Shropshire Star

Sky Sports' Johnny Phillips: History made at the end of a joyless slog

A unique season ended with a special achievement.

Published
Last updated
Morecambe players celebrate with the trophy

Morecambe’s 1-0 victory over Newport County in the League Two play-off final at Wembley last Monday afternoon earned the Shrimps a place in the third tier of English football for the first time in their 101-year history.

It ended the most testing and arduous season of all. Played during a global pandemic, this behind-closed-doors campaign was an unsatisfactory and joyless slog.

On one level, it served its purpose. The wheels of the industry were kept in motion ensuring our professional football clubs did not grind to a halt, ceasing to function, while simultaneously providing supporters with a diversion during the most difficult times of our lives. But it was hard to attach any meaning to any of it when fans were excluded.

The best games compounded their absence. When the Premier League season opened with champions Liverpool edging a seven-goal thriller against newly-promoted Leeds United, instead of excitement there was merely pathos. Goals rattling in at an empty Anfield met with yelps and applause from players and staff, but lacking the ingredient we all wanted: the roar of the crowd.

And so it continued, month after month. Supporters’ frustrations at being kept away were exacerbated by VAR. For many it was a step too far. With every Premier League match available to watch on television, instead of showcasing a great league, the cameras merely highlighted the inadequacies of VAR. It proved a turn-off for many.

One of the reasons the end of season play-offs were so enjoyable was precisely because technology and those in charge of it did not interfere with the events as they unfolded. Surely the Premier League’s top brass are aware of the damage VAR is wreaking?
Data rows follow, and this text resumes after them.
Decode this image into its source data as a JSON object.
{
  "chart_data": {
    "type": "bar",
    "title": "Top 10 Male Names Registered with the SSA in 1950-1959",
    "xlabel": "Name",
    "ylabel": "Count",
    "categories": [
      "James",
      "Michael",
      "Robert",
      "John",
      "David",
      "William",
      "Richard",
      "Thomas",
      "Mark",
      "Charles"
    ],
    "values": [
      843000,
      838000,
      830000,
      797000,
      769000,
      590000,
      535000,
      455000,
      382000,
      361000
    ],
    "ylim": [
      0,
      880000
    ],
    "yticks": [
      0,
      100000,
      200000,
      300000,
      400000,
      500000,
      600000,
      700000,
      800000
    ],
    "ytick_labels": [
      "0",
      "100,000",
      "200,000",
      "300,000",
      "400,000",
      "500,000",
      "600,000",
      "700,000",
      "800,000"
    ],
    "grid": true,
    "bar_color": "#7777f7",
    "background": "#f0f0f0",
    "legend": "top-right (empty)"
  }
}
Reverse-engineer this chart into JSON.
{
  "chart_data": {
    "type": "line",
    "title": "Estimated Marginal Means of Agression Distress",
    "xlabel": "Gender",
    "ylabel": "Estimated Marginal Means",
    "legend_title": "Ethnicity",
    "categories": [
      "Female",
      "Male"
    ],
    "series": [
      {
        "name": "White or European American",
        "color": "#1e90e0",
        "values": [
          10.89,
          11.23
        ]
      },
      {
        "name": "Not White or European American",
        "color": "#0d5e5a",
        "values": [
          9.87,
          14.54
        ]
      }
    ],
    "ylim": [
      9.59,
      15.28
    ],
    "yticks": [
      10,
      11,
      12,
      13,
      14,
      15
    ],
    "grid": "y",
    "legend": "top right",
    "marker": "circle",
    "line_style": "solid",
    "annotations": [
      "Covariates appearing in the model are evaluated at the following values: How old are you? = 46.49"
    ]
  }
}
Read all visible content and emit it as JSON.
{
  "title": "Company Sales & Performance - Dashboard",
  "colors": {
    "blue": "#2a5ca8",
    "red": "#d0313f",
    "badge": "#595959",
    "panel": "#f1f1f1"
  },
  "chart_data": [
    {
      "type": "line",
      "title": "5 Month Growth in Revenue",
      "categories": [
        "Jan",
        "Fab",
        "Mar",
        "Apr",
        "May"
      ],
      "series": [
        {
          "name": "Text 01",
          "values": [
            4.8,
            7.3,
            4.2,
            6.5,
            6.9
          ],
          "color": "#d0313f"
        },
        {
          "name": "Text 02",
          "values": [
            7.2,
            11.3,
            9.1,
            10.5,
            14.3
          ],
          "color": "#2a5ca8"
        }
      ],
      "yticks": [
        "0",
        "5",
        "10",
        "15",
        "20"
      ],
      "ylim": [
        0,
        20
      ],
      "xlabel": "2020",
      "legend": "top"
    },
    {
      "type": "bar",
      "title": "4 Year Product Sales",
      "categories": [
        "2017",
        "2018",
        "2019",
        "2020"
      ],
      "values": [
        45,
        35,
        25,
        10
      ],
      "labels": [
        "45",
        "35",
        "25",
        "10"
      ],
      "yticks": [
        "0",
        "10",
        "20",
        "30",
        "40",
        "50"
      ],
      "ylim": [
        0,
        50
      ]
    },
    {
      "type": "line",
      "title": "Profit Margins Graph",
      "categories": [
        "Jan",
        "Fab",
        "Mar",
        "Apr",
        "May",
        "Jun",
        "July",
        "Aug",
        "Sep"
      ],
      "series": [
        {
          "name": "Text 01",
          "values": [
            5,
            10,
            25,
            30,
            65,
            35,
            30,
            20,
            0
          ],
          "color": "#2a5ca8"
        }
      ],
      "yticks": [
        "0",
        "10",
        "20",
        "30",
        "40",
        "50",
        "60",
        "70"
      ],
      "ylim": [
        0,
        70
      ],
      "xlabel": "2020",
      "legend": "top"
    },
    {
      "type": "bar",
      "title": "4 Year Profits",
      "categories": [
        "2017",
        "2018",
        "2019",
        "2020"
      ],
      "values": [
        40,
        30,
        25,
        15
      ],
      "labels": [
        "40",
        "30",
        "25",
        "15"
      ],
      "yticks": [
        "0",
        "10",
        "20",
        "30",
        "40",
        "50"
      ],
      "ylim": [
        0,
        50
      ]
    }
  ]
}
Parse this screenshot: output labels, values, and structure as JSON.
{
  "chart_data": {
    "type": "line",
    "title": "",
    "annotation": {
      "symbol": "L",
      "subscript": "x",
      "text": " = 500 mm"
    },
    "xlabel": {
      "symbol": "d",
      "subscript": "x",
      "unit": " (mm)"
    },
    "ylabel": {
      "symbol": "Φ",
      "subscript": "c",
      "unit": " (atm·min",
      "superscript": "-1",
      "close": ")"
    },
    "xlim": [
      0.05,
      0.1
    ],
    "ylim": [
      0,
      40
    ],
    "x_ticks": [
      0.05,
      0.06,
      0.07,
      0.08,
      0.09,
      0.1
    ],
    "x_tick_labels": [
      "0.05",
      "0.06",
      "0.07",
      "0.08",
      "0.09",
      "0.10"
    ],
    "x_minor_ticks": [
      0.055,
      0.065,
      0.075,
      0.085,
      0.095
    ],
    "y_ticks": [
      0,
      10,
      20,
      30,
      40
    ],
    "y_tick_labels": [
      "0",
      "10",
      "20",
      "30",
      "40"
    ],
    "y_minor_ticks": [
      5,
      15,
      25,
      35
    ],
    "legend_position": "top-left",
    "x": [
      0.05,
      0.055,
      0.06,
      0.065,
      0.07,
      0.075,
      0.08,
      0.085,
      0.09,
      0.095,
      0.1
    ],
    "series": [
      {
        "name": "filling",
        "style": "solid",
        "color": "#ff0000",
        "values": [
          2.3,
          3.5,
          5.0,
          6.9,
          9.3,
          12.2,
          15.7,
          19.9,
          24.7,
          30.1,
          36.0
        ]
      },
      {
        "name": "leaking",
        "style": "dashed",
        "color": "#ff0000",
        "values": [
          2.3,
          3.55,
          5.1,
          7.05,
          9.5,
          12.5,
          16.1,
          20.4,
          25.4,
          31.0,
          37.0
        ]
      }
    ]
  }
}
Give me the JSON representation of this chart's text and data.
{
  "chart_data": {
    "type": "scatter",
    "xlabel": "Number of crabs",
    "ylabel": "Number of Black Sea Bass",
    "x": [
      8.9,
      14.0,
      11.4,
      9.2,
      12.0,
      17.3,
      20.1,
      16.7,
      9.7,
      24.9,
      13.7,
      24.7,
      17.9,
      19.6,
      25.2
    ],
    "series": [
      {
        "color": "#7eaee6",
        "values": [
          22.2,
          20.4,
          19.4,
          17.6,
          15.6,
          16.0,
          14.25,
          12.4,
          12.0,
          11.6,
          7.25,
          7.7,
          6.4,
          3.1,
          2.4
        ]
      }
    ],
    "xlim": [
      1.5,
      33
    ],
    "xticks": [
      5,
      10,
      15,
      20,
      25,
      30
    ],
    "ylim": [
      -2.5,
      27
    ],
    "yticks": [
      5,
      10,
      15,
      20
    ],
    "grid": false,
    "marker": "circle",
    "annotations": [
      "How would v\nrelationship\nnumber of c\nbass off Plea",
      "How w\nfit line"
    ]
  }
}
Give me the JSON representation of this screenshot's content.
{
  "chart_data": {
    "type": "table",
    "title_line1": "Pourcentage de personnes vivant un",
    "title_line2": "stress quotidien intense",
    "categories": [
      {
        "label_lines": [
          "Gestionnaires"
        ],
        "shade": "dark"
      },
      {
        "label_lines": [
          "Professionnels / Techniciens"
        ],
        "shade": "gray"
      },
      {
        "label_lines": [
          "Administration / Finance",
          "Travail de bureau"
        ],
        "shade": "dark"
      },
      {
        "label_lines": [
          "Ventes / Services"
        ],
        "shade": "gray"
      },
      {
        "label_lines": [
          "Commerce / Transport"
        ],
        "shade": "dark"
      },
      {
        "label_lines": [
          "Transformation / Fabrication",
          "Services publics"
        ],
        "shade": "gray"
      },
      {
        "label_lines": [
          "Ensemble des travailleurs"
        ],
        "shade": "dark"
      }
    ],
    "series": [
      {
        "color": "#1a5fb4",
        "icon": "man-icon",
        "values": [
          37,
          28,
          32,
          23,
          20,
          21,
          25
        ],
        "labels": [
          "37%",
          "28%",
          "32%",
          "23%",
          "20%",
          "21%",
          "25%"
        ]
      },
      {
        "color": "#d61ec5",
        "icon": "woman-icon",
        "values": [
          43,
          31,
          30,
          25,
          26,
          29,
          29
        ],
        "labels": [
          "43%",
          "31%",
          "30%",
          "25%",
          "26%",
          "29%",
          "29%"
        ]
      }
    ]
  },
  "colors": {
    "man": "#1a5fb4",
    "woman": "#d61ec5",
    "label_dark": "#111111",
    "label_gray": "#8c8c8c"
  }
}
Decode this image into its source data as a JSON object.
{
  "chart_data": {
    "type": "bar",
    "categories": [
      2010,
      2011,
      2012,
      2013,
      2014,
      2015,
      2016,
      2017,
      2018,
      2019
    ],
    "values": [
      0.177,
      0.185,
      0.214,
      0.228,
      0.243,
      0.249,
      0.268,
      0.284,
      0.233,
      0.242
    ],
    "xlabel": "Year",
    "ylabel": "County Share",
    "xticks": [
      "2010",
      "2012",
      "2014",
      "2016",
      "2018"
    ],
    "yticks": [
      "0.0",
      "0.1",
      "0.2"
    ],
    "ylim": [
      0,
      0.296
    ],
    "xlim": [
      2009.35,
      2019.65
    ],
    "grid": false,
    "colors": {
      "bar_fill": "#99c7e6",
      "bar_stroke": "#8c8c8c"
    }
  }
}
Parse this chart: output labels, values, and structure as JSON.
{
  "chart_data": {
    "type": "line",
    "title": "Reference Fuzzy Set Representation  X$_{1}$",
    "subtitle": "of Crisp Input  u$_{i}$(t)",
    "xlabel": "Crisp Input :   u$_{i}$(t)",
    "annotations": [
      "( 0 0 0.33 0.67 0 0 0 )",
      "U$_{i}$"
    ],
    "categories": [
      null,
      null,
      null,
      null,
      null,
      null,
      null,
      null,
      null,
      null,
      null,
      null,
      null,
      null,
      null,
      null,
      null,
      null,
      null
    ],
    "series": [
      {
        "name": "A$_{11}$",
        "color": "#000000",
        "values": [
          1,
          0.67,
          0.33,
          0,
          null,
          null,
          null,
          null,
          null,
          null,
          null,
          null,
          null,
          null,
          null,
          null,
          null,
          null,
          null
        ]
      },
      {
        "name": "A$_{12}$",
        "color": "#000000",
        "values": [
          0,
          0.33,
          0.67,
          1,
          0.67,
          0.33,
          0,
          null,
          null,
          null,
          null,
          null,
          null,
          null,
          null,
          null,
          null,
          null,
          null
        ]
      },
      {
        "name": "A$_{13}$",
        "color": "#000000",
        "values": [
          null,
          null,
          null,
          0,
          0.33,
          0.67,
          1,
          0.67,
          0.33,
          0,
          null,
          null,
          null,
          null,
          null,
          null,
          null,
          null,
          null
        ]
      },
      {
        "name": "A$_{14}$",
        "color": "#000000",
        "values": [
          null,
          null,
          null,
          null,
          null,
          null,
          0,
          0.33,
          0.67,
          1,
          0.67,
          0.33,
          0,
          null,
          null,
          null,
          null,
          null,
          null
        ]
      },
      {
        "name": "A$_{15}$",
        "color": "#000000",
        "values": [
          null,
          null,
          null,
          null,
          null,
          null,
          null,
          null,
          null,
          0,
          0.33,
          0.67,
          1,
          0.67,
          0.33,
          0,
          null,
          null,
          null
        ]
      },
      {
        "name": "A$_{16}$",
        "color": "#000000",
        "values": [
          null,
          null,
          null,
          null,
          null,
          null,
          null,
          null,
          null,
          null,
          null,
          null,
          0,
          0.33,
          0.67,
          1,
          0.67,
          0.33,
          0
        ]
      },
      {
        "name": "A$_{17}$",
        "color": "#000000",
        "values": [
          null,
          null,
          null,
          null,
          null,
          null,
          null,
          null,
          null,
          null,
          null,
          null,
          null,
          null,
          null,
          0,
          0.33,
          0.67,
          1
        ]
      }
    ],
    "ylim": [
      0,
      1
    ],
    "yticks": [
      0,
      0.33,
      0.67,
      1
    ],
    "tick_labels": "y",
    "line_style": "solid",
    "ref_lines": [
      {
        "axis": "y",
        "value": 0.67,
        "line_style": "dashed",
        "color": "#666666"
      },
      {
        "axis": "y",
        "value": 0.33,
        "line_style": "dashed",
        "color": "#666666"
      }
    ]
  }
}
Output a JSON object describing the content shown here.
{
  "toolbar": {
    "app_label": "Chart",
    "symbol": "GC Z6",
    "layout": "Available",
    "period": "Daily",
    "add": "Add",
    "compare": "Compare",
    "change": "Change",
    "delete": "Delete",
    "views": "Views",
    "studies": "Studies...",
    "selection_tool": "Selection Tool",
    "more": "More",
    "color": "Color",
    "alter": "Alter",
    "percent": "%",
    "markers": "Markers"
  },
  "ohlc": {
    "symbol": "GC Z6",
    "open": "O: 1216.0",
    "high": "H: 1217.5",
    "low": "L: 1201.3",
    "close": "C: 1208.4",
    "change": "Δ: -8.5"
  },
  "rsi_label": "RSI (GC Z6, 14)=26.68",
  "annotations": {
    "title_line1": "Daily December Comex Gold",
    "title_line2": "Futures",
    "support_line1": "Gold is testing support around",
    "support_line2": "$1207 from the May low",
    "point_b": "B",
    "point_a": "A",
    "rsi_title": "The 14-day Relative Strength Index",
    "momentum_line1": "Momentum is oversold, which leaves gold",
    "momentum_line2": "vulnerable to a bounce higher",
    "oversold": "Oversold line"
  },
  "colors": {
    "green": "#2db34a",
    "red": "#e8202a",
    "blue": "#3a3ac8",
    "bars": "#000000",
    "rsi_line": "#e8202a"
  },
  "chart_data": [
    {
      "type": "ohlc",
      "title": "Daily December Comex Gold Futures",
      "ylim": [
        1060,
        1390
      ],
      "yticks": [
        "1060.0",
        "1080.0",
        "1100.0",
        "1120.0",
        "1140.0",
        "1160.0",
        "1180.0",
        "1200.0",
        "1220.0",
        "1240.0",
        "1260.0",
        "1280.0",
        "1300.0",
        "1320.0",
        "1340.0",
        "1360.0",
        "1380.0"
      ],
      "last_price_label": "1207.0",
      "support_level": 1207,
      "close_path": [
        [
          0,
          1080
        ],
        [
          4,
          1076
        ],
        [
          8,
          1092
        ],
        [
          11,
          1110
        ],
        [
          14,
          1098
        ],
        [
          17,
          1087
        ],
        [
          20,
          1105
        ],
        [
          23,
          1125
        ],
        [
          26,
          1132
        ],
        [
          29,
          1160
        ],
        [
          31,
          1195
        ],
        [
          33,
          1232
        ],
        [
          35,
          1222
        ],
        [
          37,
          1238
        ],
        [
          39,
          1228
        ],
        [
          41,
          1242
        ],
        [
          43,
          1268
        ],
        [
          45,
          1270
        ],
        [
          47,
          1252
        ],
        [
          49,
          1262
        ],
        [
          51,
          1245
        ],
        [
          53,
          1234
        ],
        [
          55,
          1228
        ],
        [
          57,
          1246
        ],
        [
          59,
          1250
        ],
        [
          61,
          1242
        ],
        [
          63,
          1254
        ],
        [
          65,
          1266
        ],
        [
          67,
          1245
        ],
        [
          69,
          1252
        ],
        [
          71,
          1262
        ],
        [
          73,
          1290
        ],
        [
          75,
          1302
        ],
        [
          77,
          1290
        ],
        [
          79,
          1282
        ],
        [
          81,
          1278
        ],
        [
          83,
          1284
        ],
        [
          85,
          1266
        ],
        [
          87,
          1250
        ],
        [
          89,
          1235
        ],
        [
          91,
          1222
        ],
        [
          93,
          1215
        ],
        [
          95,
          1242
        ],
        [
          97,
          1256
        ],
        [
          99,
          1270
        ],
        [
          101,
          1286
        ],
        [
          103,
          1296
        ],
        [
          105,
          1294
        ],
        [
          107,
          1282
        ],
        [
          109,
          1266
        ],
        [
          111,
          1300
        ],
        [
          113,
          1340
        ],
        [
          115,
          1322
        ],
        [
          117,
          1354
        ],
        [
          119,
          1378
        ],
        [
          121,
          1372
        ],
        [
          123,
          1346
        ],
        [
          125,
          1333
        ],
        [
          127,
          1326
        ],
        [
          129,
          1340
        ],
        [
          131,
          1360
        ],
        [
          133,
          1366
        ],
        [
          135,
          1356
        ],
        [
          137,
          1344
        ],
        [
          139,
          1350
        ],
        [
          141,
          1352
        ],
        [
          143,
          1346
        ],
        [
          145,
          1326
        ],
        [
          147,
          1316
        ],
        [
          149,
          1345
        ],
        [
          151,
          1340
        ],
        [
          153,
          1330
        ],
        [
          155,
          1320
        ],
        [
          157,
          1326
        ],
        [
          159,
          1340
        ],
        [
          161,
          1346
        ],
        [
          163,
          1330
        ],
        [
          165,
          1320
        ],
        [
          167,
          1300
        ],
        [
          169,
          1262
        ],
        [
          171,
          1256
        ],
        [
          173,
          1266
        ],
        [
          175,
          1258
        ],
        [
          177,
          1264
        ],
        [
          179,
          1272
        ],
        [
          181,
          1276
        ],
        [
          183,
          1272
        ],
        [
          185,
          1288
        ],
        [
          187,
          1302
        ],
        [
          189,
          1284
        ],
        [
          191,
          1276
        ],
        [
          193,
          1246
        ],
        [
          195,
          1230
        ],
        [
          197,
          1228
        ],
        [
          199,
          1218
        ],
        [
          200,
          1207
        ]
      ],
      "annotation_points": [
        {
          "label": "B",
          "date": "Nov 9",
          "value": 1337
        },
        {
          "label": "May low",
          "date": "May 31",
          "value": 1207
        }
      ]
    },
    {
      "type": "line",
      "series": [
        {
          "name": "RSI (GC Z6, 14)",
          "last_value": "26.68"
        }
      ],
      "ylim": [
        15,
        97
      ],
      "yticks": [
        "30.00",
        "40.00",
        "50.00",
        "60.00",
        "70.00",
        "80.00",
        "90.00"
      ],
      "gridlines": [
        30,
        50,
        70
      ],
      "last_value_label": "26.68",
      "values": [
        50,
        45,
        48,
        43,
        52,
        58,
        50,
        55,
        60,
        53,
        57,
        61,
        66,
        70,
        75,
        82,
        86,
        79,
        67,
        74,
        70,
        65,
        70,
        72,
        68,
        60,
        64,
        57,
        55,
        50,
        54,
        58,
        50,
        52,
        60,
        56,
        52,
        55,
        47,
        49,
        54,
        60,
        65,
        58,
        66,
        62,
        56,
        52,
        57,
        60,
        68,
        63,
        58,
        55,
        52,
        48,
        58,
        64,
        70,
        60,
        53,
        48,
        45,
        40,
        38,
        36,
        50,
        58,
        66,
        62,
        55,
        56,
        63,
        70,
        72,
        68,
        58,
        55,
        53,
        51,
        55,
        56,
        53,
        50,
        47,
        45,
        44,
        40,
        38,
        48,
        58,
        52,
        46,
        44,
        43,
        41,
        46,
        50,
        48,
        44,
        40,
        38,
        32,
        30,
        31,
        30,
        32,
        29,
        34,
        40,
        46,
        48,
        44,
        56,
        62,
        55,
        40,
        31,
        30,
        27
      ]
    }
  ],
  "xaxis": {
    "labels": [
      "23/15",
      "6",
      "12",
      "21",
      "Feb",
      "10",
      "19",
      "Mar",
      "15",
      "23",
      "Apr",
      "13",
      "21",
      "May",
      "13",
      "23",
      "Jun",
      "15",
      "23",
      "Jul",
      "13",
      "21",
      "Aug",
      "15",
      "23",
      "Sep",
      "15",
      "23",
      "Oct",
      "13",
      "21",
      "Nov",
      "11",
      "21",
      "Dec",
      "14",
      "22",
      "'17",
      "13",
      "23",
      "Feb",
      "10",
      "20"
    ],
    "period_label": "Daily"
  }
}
The pay-per-view concept was another PR catastrophe.

Dedicated West Bromwich Albion fans offloaded £45 for the joy of watching their team take two points from matches against Burnley, Brighton & Hove Albion and Fulham. Thankfully, the curtain came down on the experiment soon enough.

As an employee in the industry, it was never taken for granted that attending games during this period was a privilege. Even so, there was often a cloud over a match day that, in normal times, would not have existed.

Visiting Barrow for their first league fixture in 48 years back in September, after securing a triumphant return to the Football League, was a memorable trip. But the warm welcome that awaited at Holker Street was tinged with real sadness that players and staff could not share their historic day with the people who counted most.

Walking up to grounds along empty streets with pubs closed and silent at so many places that usually buzz with life on a match day was despairing.

At Fratton Park, I came across John Westwood, the Pompey bell-ringer who never misses a match. He was sat on the side of the kerb on the road leading up to the players’ entrance, bell in hand.

There were other grounds where fans congregated before and after games, lost for anything else to do. These may have been the more extreme examples, but a major part of life’s rituals had been taken away for so many.

There were plenty of bizarre sights too, not least when it came to away teams’ changing rooms during Covid-19 restrictions.

A combination of executive boxes, corporate lounges, stadium concourses and – in one case – a neighbouring cricket pavilion provided visiting teams with somewhere to change in order to maintain social distancing. Anyone in the portable shower unit business will have enjoyed a temporary uplift in custom.

On the pitch there were enough stories to keep most of us interested.

Thomas Tuchel took Chelsea by storm and made a mockery of the argument that it is difficult to make an impact coming into a job mid-season.

On the other side, Jose Mourinho may have finally burnt his bridges at England’s top clubs. It is hard to see him getting another top job in this country after an underwhelming season at Spurs. Carlo Ancelotti was another big-name departure, but on his own terms. Everton appear stuck in an endless and expensive sequence of managerial appointments that promise much but deliver little. Who will be the man to break the cycle?

Leicester City were rewarded for a fine season with a dramatic FA Cup triumph at Wembley, in front of thousands of their fans. Although, the game did not pass off without you-know-what having a dramatic say in added time.

Leicester City's Youri Tielemans celebrates with his team-mates in front of the fans

Not every fan returned with a sense of their surroundings. It was too much for some to maintain a dignified silence while players took the knee, with their peaceful anti-racism message. Perhaps a sense of unity and community spirit could be found in the response to the European Super League. It was heartening to see such widespread protests towards the ill-fated project.

If the game is to be protected from the bottom-up, then supporters need a greater say in how it is run. The self-interest of the Big Six was not allowed to cause any lasting damage. This time.

As the country finds its way out of the pandemic, we can only hope that football will move forward again. It still feels like a big leap to full stadia, but whatever the first games of league football in August will look like, it is a relief to see the back of the 2020/21 season.